A panel of experts on technical progress cited AlphaFold’s ability to predict how proteins fold and GPT-3 as two of the most talked-about AI systems of 2020. Though the AI Index acknowledges few- and zero-shot learning gains made by GPT-3, it cites a paper by former Ethical AI team co-lead Timnit Gebru and others that takes a critical look at large language models and their ability to perpetuate bias. It also mentions a paper published last month by OpenAI and Stanford on the need to address large language models’ societal impact before it’s too late. In an interview with VentureBeat in 2019, AI Index founding director Yoav Shoham expressed doubts about the value of judging language models based on performance on narrow tasks.

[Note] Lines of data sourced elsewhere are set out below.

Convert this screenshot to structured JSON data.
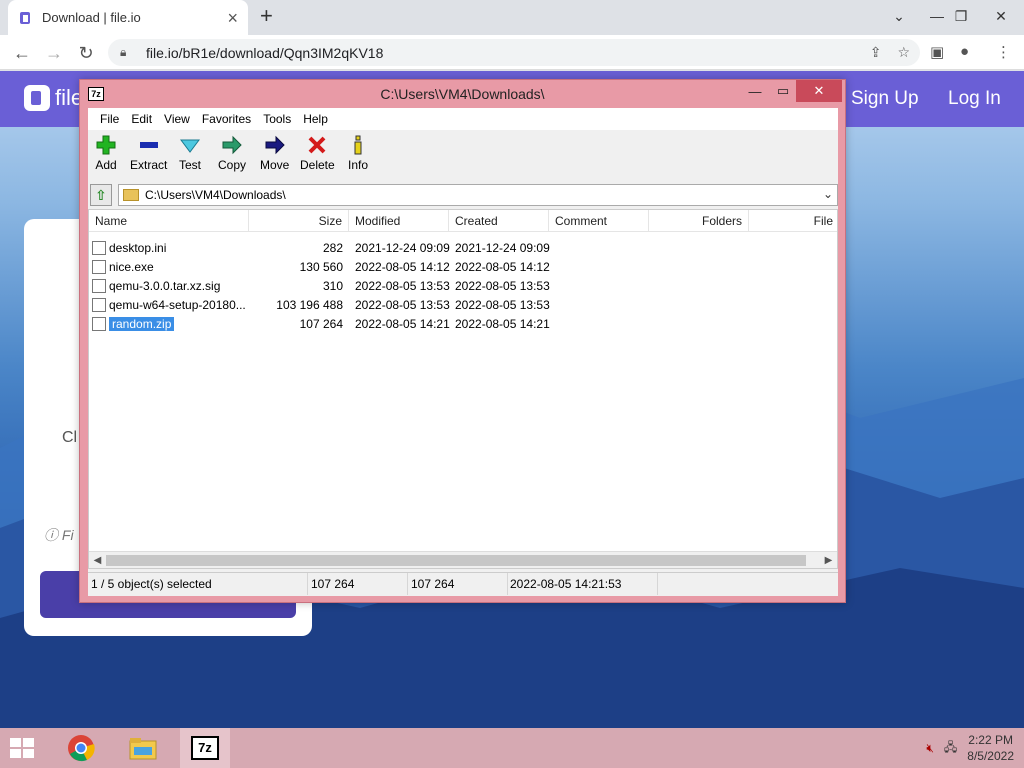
{
  "browser": {
    "tab_title": "Download | file.io",
    "url": "file.io/bR1e/download/Qqn3IM2qKV18"
  },
  "site": {
    "name": "file",
    "nav": [
      "Sign Up",
      "Log In"
    ],
    "card_text": "Cl",
    "card_info": "Fi"
  },
  "zip": {
    "title": "C:\\Users\\VM4\\Downloads\\",
    "menu": [
      "File",
      "Edit",
      "View",
      "Favorites",
      "Tools",
      "Help"
    ],
    "tools": [
      {
        "label": "Add",
        "icon": "add-icon",
        "color": "#22b422"
      },
      {
        "label": "Extract",
        "icon": "extract-icon",
        "color": "#1a2db0"
      },
      {
        "label": "Test",
        "icon": "test-icon",
        "color": "#4cc8e0"
      },
      {
        "label": "Copy",
        "icon": "copy-icon",
        "color": "#2a9a6a"
      },
      {
        "label": "Move",
        "icon": "move-icon",
        "color": "#1a1a80"
      },
      {
        "label": "Delete",
        "icon": "delete-icon",
        "color": "#d41a1a"
      },
      {
        "label": "Info",
        "icon": "info-icon",
        "color": "#e6d21a"
      }
    ],
    "path": "C:\\Users\\VM4\\Downloads\\",
    "columns": [
      "Name",
      "Size",
      "Modified",
      "Created",
      "Comment",
      "Folders",
      "File"
    ],
    "files": [
      {
        "name": "desktop.ini",
        "size": "282",
        "modified": "2021-12-24 09:09",
        "created": "2021-12-24 09:09",
        "icon": "settings-file-icon"
      },
      {
        "name": "nice.exe",
        "size": "130 560",
        "modified": "2022-08-05 14:12",
        "created": "2022-08-05 14:12",
        "icon": "exe-file-icon"
      },
      {
        "name": "qemu-3.0.0.tar.xz.sig",
        "size": "310",
        "modified": "2022-08-05 13:53",
        "created": "2022-08-05 13:53",
        "icon": "file-icon"
      },
      {
        "name": "qemu-w64-setup-20180...",
        "size": "103 196 488",
        "modified": "2022-08-05 13:53",
        "created": "2022-08-05 13:53",
        "icon": "exe-file-icon"
      },
      {
        "name": "random.zip",
        "size": "107 264",
        "modified": "2022-08-05 14:21",
        "created": "2022-08-05 14:21",
        "icon": "zip-file-icon",
        "selected": true
      }
    ],
    "status": {
      "selection": "1 / 5 object(s) selected",
      "size": "107 264",
      "packed": "107 264",
      "datetime": "2022-08-05 14:21:53"
    }
  },
  "taskbar": {
    "apps": [
      "chrome-icon",
      "file-explorer-icon",
      "7zip-icon"
    ],
    "time": "2:22 PM",
    "date": "8/5/2022"
  },
  "colors": {
    "site_header": "#6a5fd6",
    "zip_frame": "#e89aa6",
    "selection": "#3a8ee6",
    "taskbar": "#d6a9b2"
  }
}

VentureBeat has reported extensively on both of the research papers named in the index. Other reports VentureBeat has covered that were cited in the report include McKinsey’s State of AI report that found little progress among business leaders when it comes to addressing risks associated with deploying AI. Another warned about the de-democratization of AI in the age of deep learning, which the coauthors say can perpetuate inequality.

The AI Index report included a call for more benchmarks and testing in the fields of computer vision, ethics, and NLP. As demonstrated by benchmarks like GLUE and SuperGLUE, Clark said, “We’re running out of tests as fast as we can build them.” The creation of new benchmarks and testing is also an opportunity to make metrics that reflect people’s values and measure progress toward addressing grand challenges, like deforestation.

“I think one of the ways to get holistic accountability in a space is to have the same test that you run everything against, or the same set of tests. And until we have that, it’s going to be really fuzzy to talk about biases and other ethical issues in these systems, which I think would just hold us back as a community and also make it easier for people who want to pretend these issues don’t exist to continue to pretend they don’t exist or not mention them,” he said.

In previous years, the AI Index expanded to include tools like an arXiv monitor for searching preprint papers. The AI Index’s Global Vibrancy Tool, which serves up comparisons between national AI initiatives, now works for 26 countries across 23 categories.

Perhaps as interesting as what’s included in the report is what’s missing. This year, the report removed data related to progress on self-driving cars, while Clark said the report does not include information about fully autonomous weaponry, due to a lack of data.